Die in der Mitte des politischen Spektrums angesiedelte "Ta Nea" schreibt: "Tanzen mit den Wölfen - Druck und Drohungen für die Einhaltung aller Auflagen". Die linke Parteizeitung "Avgi" hält natürlich Tsipras die Treue und meint trotzig: "Griechenland lässt sich nicht erpressen". Vor einigen Jahren war Bundeskanzlerin Angela Merkel noch mit Nazi-Uniform auf griechischen Titelseiten erschienen.

Der EZB-Hammer

Viel differenzierter als bei den Athener Forderungen nach Schuldenerleichterung ist das Echo dagegen auf die Entscheidung der Europäischen Zentralbank. Diese hatte beschlossen, künftig von griechischen Kreditinstituten keine griechischen Staatsanleihen mehr als Sicherheit zu akzeptieren.

Einige Blätter freuen sich zwar, Deutschland habe ausnahmsweise mal Schützenhilfe von der EZB bekommen. Die "Stuttgarter Zeitung" wiegelt aber ab: "EZB-Chef-Mario Draghi hat gezeigt, wo der Hammer hängt. Er sollte sich jedoch hüten, ihn zu benutzen."

Und das spanische Blatt "La Vanguardia" glaubt, wenn das so weitergehe, könne die Währungsunion am Ende auseinanderfallen: "Ein Bankrott der griechischen Banken würde einen Ausstieg aus dem Euro verursachen und das Land zu anderen Allianzen - etwa mit Russland - führen."

Erstaunlich oft wird auch das äußere Auftreten von Ministerpräsident Alexis Tsipras und Finanzminister Gianis Varoufakis in den deutschen Medien kommentiert.

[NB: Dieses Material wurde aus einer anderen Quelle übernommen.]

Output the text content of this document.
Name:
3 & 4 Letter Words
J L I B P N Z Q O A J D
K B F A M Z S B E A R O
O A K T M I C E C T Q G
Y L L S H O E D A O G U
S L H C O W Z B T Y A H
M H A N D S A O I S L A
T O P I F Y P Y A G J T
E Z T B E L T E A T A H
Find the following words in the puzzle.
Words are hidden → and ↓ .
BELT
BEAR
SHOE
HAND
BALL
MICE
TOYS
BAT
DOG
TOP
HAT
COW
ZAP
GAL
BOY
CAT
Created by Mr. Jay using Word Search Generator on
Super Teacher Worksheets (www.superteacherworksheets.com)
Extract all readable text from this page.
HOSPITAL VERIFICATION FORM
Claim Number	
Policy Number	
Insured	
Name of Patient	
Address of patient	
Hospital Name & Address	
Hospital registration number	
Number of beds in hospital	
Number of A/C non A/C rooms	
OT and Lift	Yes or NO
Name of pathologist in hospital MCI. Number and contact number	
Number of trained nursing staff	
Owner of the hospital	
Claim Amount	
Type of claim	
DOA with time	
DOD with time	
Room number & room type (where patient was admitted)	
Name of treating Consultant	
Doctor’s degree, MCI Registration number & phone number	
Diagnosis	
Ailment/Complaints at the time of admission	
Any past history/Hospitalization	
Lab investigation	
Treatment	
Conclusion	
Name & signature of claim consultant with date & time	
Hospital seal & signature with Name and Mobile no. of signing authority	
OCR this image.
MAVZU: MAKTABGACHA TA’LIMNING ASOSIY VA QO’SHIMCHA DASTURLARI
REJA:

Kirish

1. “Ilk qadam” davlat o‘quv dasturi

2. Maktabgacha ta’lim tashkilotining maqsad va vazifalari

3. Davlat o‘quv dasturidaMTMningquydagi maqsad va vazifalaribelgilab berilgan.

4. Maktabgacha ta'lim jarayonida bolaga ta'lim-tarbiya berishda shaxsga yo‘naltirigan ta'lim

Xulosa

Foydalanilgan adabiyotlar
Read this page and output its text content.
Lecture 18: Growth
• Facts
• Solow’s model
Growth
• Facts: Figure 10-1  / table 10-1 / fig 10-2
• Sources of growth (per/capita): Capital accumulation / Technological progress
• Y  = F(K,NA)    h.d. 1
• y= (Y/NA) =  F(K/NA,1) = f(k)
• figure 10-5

Der "Münchener Merkur" spricht von "den Halbstarken in Athen".

"Unpassender" Auftritt: Zum Treffen mit dem britischen Schatzmeister Osborne kommt Varoufakis in LederjackeBild: Reuters/Peter Nicholls

Das ist möglicherweise nicht nur politisch gemeint. Beide Männer verzichten ganz bewusst auch im Umgang mit hohen ausländischen Politikern auf die Krawatte. Varoufakis lässt dazu oft das Hemd aus der Hose hängen. Der Motorradfahrer mit den ganz kurz geschorenen Haaren gilt vor allem in Griechenland als cool.

Andere sind weniger angetan. Die britische Boulevardzeitung "The Sun" enthüllt sogar ein bisschen Bauch des Griechen. Auf dem Bild von seinem Gespräch mit dem elegant gekleideten Schatzkanzler George Osborne hatte die Knopfleiste von Varoufakis' kobaltblauem Hemd ein Stück Haut gezeigt. Den ganzen Auftritt nennt die Zeitung "unsuitable" - was sowohl "unpassend" heißt, aber auch eine Anspielung auf den fehlenden Anzug (englisch "suit") des Ministers ist.

Die deutsche Wochenzeitung "Die Zeit" widmet dem Äußeren von Varoufakis sogar einen ganzen Artikel. Autor Tillmann Prüfer urteilt darin: " Varoufakis hat den Stil seines Regierungschefs an Rotzigkeit noch übertroffen. Tsipras nimmt sich wenigstens Zeit für eine ordentliche Frisur, Varoufakis dagegen hat auch diese schon wegrationalisiert. Es trägt eine Glatze, entsprechend dem klassischen Look des Straßenkämpfers."

Sollten Tsipras und Varoufakis am Ende Zugeständnisse an die Geldgeber machen, wird es interessant sein zu sehen, ob damit auch äußere Veränderungen einhergehen werden.